310,605 single nucleotide polymorphisms (SNPS) were tested for association using Illumina's beadchip technology in samples from 778 coeliac disease individuals and 1,422 population controls (British 1958 Birth Cohort). Genetic varaints in the IL2 / IL21 gene region were identified as risk factors predisposing to coeliac disease.
The Guardian newspaper published an article about this project.
Genome Wide Association Study Follow Up
We followed up 1,020 top associated SNPS from the British GWAS in a further set of 1,643 coeliac and 3406 population control samples from Britain, The Netherlands and Ireland. This study was published in Nature Genetics in March 2008.

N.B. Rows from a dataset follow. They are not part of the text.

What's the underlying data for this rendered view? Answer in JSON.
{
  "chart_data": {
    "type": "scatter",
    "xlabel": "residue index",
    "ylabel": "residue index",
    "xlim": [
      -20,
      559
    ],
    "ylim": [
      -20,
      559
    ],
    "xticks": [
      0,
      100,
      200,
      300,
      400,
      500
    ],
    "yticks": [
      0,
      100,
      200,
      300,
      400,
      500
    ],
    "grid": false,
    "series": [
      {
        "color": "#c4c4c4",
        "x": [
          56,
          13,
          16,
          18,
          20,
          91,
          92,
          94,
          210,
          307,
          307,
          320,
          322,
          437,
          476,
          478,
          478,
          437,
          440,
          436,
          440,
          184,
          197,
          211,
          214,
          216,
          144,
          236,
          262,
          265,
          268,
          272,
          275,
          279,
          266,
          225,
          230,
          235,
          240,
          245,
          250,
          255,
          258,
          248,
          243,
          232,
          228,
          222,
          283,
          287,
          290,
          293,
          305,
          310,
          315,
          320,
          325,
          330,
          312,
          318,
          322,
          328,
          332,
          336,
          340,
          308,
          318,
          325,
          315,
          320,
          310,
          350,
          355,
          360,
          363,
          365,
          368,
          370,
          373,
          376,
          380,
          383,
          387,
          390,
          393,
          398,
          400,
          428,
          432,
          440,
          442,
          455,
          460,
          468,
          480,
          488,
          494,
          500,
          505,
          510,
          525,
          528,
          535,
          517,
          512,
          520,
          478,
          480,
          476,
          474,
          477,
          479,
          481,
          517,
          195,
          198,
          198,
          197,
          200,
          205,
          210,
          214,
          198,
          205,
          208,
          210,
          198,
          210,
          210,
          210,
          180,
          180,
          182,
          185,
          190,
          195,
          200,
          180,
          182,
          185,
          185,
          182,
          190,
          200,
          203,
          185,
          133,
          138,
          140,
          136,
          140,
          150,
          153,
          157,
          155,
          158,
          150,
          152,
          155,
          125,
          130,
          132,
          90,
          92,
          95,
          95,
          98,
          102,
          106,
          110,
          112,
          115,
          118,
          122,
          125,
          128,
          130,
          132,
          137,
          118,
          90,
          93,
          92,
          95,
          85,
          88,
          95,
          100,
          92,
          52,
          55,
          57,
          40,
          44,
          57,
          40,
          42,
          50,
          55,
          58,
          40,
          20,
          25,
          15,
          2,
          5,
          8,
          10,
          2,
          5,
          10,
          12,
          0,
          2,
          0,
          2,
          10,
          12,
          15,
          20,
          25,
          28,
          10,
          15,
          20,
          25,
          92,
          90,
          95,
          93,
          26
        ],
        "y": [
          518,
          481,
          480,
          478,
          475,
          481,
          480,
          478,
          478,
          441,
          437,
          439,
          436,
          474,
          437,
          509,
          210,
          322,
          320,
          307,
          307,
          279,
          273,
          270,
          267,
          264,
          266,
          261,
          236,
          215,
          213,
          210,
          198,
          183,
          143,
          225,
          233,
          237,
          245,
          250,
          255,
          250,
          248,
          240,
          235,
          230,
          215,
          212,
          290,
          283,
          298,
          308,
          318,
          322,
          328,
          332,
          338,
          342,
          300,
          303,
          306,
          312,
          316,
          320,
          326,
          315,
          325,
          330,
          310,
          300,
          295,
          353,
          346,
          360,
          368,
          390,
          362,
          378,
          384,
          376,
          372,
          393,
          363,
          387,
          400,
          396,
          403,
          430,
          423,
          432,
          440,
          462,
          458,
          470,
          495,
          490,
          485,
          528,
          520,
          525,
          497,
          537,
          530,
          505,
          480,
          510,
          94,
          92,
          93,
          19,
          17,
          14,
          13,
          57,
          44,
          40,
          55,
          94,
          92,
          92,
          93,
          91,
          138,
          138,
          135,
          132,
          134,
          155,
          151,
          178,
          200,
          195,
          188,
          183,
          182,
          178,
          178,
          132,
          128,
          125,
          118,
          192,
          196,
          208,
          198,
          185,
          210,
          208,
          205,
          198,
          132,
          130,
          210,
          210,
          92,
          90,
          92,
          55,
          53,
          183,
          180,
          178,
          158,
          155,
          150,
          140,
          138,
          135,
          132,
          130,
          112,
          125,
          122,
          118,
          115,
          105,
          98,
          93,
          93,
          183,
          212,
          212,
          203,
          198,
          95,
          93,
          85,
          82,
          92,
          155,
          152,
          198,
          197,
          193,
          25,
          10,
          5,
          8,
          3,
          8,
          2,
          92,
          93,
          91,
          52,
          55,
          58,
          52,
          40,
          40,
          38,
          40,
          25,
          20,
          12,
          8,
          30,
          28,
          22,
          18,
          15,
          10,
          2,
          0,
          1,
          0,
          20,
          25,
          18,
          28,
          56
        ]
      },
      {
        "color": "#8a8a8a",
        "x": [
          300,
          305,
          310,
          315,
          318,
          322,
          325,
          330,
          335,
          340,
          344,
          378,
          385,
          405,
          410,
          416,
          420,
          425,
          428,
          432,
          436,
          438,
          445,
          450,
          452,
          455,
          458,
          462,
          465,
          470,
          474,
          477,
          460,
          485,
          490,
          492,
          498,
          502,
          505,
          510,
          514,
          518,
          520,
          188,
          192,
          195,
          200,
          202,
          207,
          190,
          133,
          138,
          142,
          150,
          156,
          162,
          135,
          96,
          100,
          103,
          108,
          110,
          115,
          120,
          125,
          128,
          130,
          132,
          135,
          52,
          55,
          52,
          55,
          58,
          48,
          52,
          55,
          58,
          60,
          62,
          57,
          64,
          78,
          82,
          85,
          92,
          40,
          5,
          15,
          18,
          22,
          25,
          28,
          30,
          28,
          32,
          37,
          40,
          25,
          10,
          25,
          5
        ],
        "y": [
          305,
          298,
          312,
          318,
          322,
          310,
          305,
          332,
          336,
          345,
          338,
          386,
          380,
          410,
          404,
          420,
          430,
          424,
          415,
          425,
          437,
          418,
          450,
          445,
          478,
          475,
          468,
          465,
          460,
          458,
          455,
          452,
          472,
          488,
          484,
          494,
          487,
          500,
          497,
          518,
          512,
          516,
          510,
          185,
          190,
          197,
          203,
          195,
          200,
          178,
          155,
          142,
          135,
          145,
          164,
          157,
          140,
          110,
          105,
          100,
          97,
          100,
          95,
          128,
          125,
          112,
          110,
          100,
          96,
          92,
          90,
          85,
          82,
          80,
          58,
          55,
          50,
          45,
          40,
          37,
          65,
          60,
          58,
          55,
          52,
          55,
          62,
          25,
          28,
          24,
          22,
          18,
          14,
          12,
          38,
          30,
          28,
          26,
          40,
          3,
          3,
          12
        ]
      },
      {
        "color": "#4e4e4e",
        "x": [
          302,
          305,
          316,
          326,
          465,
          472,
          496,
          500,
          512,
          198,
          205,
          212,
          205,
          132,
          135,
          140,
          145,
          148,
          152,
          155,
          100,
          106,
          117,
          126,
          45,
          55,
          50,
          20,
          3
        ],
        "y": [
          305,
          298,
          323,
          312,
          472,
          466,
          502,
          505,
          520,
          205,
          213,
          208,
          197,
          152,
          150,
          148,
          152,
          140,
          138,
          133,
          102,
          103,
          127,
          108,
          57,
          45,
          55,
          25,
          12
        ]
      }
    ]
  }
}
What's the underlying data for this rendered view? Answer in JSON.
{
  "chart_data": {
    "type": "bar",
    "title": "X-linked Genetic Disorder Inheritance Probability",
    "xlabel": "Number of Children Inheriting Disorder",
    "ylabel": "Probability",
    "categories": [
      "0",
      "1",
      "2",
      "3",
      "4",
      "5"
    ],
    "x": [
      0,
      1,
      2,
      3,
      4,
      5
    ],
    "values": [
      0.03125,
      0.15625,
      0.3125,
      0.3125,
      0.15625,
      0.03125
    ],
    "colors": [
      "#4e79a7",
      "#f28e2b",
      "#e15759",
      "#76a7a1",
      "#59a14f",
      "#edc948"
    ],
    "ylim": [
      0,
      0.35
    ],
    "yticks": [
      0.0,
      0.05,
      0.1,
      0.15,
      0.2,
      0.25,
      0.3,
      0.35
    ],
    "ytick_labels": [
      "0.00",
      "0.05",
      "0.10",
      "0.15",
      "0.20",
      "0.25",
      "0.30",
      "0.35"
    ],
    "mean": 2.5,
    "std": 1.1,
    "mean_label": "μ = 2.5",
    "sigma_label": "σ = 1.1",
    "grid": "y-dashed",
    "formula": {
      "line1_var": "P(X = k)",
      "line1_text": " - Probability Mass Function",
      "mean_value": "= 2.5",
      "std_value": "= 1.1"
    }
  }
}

We identified seven further gene regions predisposing to coeliac disease. There are now nine coeliac gene regions identified, including the 2007 IL2-IL21 finding and the long-recognised HLA-DQ association. Of the nine regions, eight contain likely candidate genes involved in immune system function. This agrees nicely with what we know about the immunology of coeliac disease. We know how genetic variation influences biological function for HLA-DQ, and we reported possible mechanisms for two of the new findings: SH2B3 and IL18RAP.
Interestingly there seems to be substantial overlap of gene regions with other autoimmune diseases, particularly four of the nine coeliac regions also predispose to type 1 (early onset) diabetes. We have been awarded a grant from the Juvenile Diabetes Research Foundation to study potential common mechanisms of these diseases.
The Daily Telegraph newspaper published an article about this project.
Current Research
Finding more disease genes will require analysis of thousands more samples. We have formed a large collaborative group to enable this, and have been awarded (Feb 2008) a major collaborative grant by the Wellcome Trust charity. Our current collaborators are based in the UK, the Netherlands, Ireland, Finland (genome scan samples), Spain, US, Hungary, Italy, Sweden, Norway (replication samples).
We currently aim to:
- precisely localise from each region the disease causing genetic change ('fine-mapping'). The current markers we have identified for each region are probably just tagging (i.e. correlated with) the true causal variant.
- discover more coeliac disease predisposing genetic variants
- understand how the coeliac disease genetic variants are influencing biological function
Ethics note
All our research is performed on human samples (we do no animal based research). Our studies have all been approved by independent research ethics committees from the UK National Research Ethics Service.